[Knickerbocker’s History of New York, Complete by Washington Irving]@TWC D-Link bookKnickerbocker’s History of New York, Complete CHAPTER V 1/5
Among the wrecks and fragments of exalted wisdom which have floated down the stream of time from venerable antiquity, and been picked up by those humble but industrious wights who ply along the shores of literature, we find a shrewd ordinance of Charondas the Locrian legislator.
Anxious to preserve the judicial code of the state from the additions and amendments of country members and seekers of popularity, he ordained that, whoever proposed a new law should do it with a halter about his neck; whereby, in case his proposition were rejected, they just hung him up--and there the matter ended. The effect was, that for more than two hundred years there was but one trifling alteration in the judicial code; and legal matters were so clear and simple that the whole race of lawyers starved to death for want of employment.

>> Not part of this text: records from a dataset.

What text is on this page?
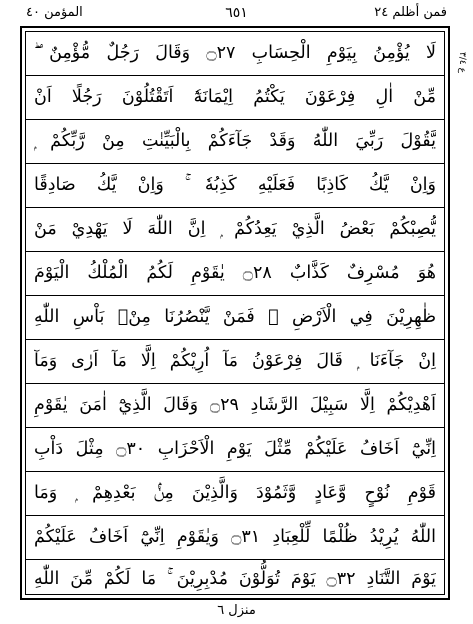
المؤمن ٤٠	٦٥١	فمن أظلم ٢٤
لَا يُؤْمِنُ بِيَوْمِ الْحِسَابِ ۝٢٧ وَقَالَ رَجُلٌ مُّؤْمِنٌ ۖ
مِّنْ اٰلِ فِرْعَوْنَ يَكْتُمُ اِيْمَانَهٗٓ اَتَقْتُلُوْنَ رَجُلًا اَنْ
يَّقُوْلَ رَبِّيَ اللّٰهُ وَقَدْ جَآءَكُمْ بِالْبَيِّنٰتِ مِنْ رَّبِّكُمْ ۭ
وَاِنْ يَّكُ كَاذِبًا فَعَلَيْهِ كَذِبُهٗ ۚ وَاِنْ يَّكُ صَادِقًا
يُّصِبْكُمْ بَعْضُ الَّذِيْ يَعِدُكُمْ ۭ اِنَّ اللّٰهَ لَا يَهْدِيْ مَنْ
هُوَ مُسْرِفٌ كَذَّابٌ ۝٢٨ يٰقَوْمِ لَكُمُ الْمُلْكُ الْيَوْمَ
ظٰهِرِيْنَ فِي الْاَرْضِ ۡ فَمَنْ يَّنْصُرُنَا مِنْۢ بَاْسِ اللّٰهِ
اِنْ جَآءَنَا ۭ قَالَ فِرْعَوْنُ مَآ اُرِيْكُمْ اِلَّا مَآ اَرٰى وَمَآ
اَهْدِيْكُمْ اِلَّا سَبِيْلَ الرَّشَادِ ۝٢٩ وَقَالَ الَّذِيْٓ اٰمَنَ يٰقَوْمِ
اِنِّيْٓ اَخَافُ عَلَيْكُمْ مِّثْلَ يَوْمِ الْاَحْزَابِ ۝٣٠ مِثْلَ دَاْبِ
قَوْمِ نُوْحٍ وَّعَادٍ وَّثَمُوْدَ وَالَّذِيْنَ مِنْۢ بَعْدِهِمْ ۭ وَمَا
اللّٰهُ يُرِيْدُ ظُلْمًا لِّلْعِبَادِ ۝٣١ وَيٰقَوْمِ اِنِّيْٓ اَخَافُ عَلَيْكُمْ
يَوْمَ التَّنَادِ ۝٣٢ يَوْمَ تُوَلُّوْنَ مُدْبِرِيْنَ ۚ مَا لَكُمْ مِّنَ اللّٰهِ
ع ٣/٤
منزل ٦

The Locrians, too, being freed from all incitement to litigation, lived very lovingly together, and were so happy a people that they make scarce any figure in history; it being only your litigatous, quarrelsome, rantipole nations who make much noise in the world. I have been reminded of these historical facts in coming to treat of the internal policy of William the Testy.
Well would it have been for him had he in the course of his universal acquirements stumbled upon the precaution of the good Charondas; or had he looked nearer home at the protectorate of Oloffe the Dreamer, when the community was governed without laws.
Such legislation, however, was not suited to the busy, meddling mind of William the Testy.